Enterprises and governments have lauded the critical role digital transformation plays in the economy and society, as the world prepares for a future largely powered by technology.
The global digital transformation market is projected to hit about $3.95 trillion by 2030, from about $608 billion last year, growing at a compound annual rate of more than 23 per cent, according to data from Grand View Research.
The UAE and Saudi Arabia, the Arab world's two biggest economies, have rolled out several initiatives to promote the use of technology in daily activities and transactions, and are leaders in the region on this front.
At least 30 per cent of the focus of executive teams will be on growing innovation and operating a truly digital business, the IDC study said.

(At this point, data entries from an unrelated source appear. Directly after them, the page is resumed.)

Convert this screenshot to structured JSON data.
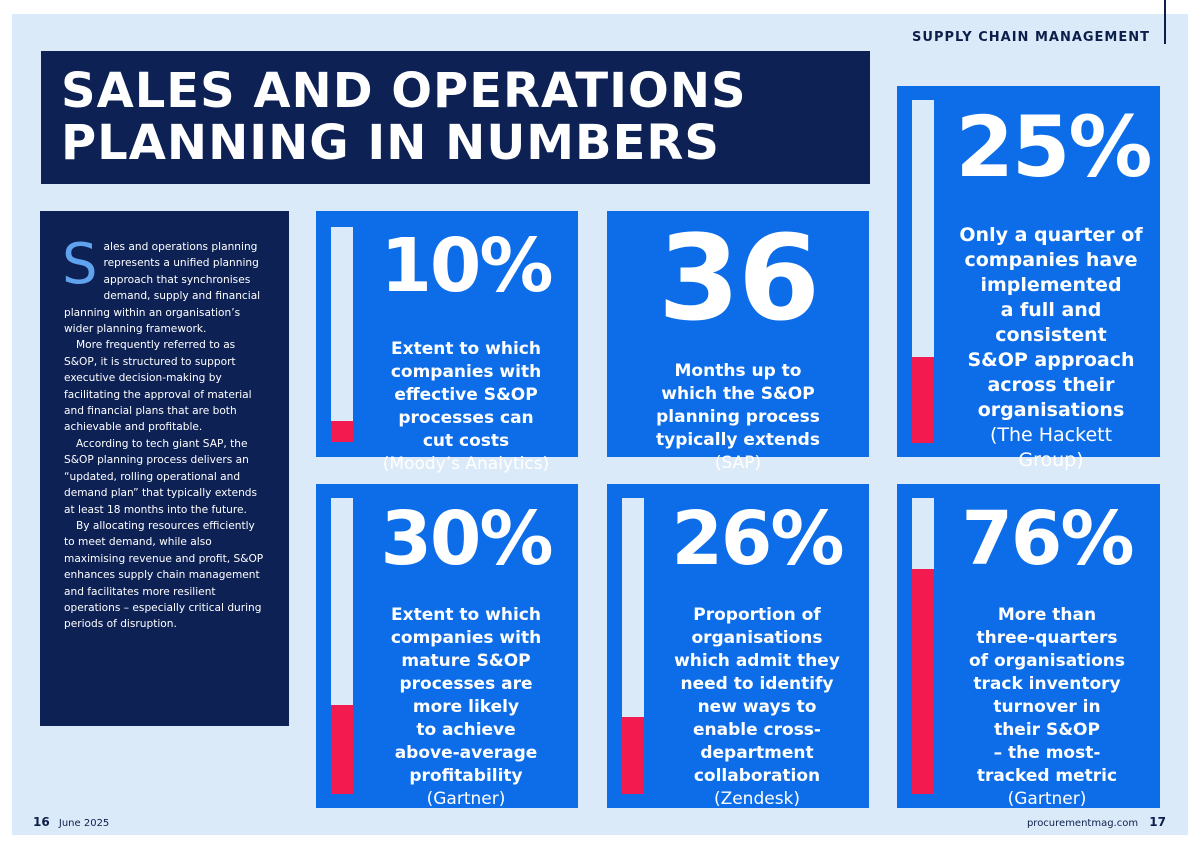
{
  "header": {
    "section": "SUPPLY CHAIN MANAGEMENT",
    "title_line1": "SALES AND OPERATIONS",
    "title_line2": "PLANNING IN NUMBERS"
  },
  "intro": {
    "dropcap": "S",
    "p1": "ales and operations planning represents a unified planning approach that synchronises demand, supply and financial planning within an organisation’s wider planning framework.",
    "p2": "More frequently referred to as S&OP, it is structured to support executive decision-making by facilitating the approval of material and financial plans that are both achievable and profitable.",
    "p3": "According to tech giant SAP, the S&OP planning process delivers an “updated, rolling operational and demand plan” that typically extends at least 18 months into the future.",
    "p4": "By allocating resources efficiently to meet demand, while also maximising revenue and profit, S&OP enhances supply chain management and facilitates more resilient operations – especially critical during periods of disruption."
  },
  "stats": [
    {
      "value": "10%",
      "fill": 0.1,
      "text": "Extent to which\ncompanies with\neffective S&OP\nprocesses can\ncut costs",
      "source": "(Moody’s Analytics)"
    },
    {
      "value": "36",
      "text": "Months up to\nwhich the S&OP\nplanning process\ntypically extends",
      "source": "(SAP)"
    },
    {
      "value": "25%",
      "fill": 0.25,
      "text": "Only a quarter of\ncompanies have\nimplemented\na full and\nconsistent\nS&OP approach\nacross their\norganisations",
      "source": "(The Hackett\nGroup)"
    },
    {
      "value": "30%",
      "fill": 0.3,
      "text": "Extent to which\ncompanies with\nmature S&OP\nprocesses are\nmore likely\nto achieve\nabove-average\nprofitability",
      "source": "(Gartner)"
    },
    {
      "value": "26%",
      "fill": 0.26,
      "text": "Proportion of\norganisations\nwhich admit they\nneed to identify\nnew ways to\nenable cross-\ndepartment\ncollaboration",
      "source": "(Zendesk)"
    },
    {
      "value": "76%",
      "fill": 0.76,
      "text": "More than\nthree-quarters\nof organisations\ntrack inventory\nturnover in\ntheir S&OP\n– the most-\ntracked metric",
      "source": "(Gartner)"
    }
  ],
  "footer": {
    "left_page": "16",
    "left_date": "June 2025",
    "right_site": "procurementmag.com",
    "right_page": "17"
  },
  "colors": {
    "navy": "#0d2155",
    "card_blue": "#0d6de8",
    "bar_track": "#dbeaf9",
    "bar_fill": "#f21a4f",
    "page_bg": "#dbeaf9"
  }
}
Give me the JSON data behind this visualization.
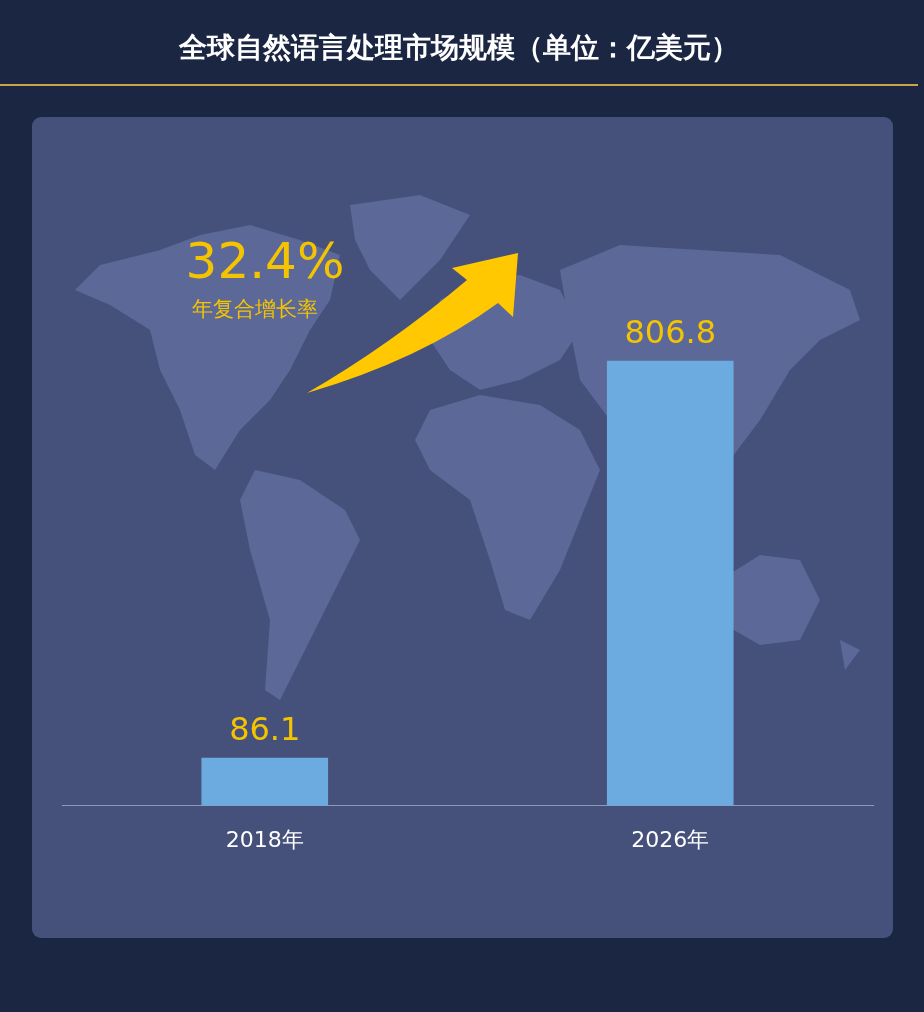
{
  "chart_data": {
    "type": "bar",
    "title": "全球自然语言处理市场规模（单位：亿美元）",
    "categories": [
      "2018年",
      "2026年"
    ],
    "values": [
      86.1,
      806.8
    ],
    "color": "#6cabdf",
    "data_labels": true,
    "annotations": [
      "32.4%",
      "年复合增长率"
    ]
  }
}
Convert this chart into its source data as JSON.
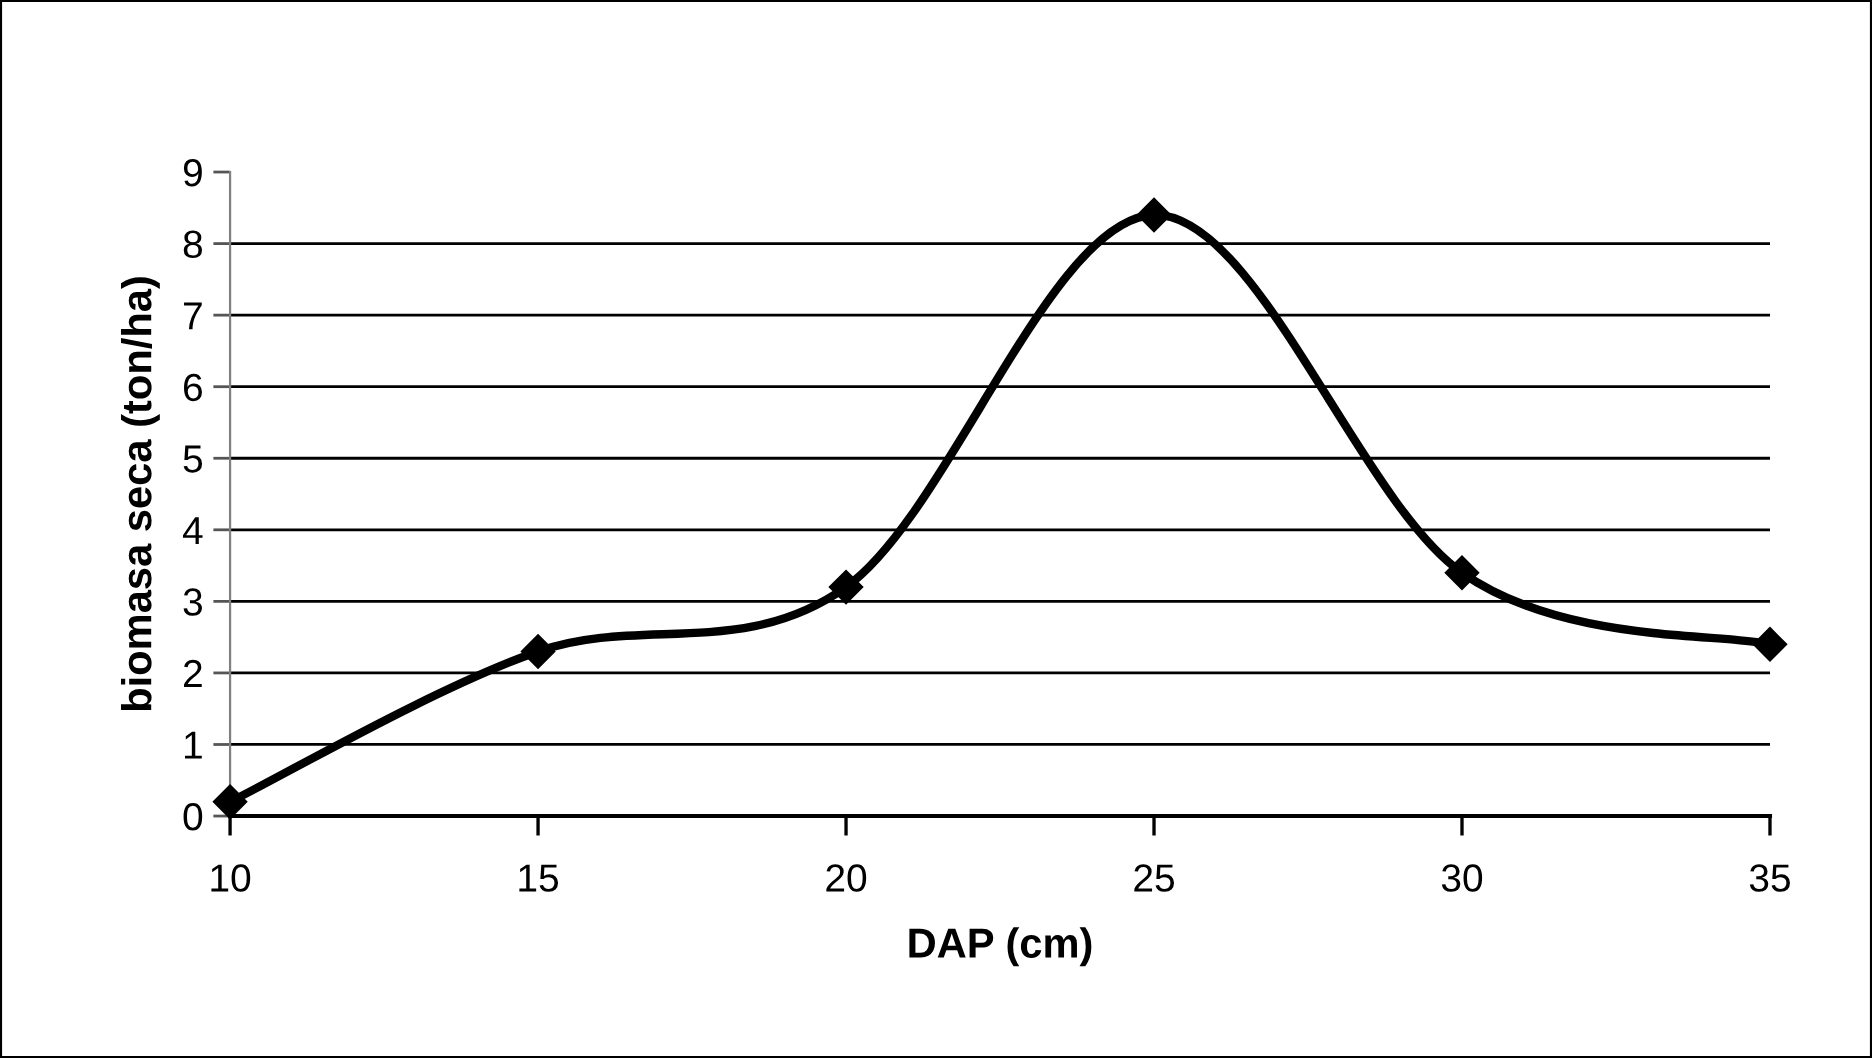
{
  "chart_data": {
    "type": "line",
    "xlabel": "DAP (cm)",
    "ylabel": "biomasa seca (ton/ha)",
    "x": [
      10,
      15,
      20,
      25,
      30,
      35
    ],
    "series": [
      {
        "color": "#000000",
        "values": [
          0.2,
          2.3,
          3.2,
          8.4,
          3.4,
          2.4
        ]
      }
    ],
    "xlim": [
      10,
      35
    ],
    "xticks": [
      10,
      15,
      20,
      25,
      30,
      35
    ],
    "ylim": [
      0,
      9
    ],
    "yticks": [
      0,
      1,
      2,
      3,
      4,
      5,
      6,
      7,
      8,
      9
    ],
    "grid": "y",
    "marker": "diamond",
    "line_style": "solid",
    "legend": false
  }
}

Automation will be at the forefront of the process, which in turn would help reduce the cost of IT operations, address labour challenges and shortages, and increase the pace of innovation, it said.
"No matter what the economy throws at us over the coming 12 months, organisations must not lose sight of their digital aspirations," Mr Lalchandani said.
The focus should be on enabling clear and measurable outcomes, and digital spending needs to transition from building to scaling, he said.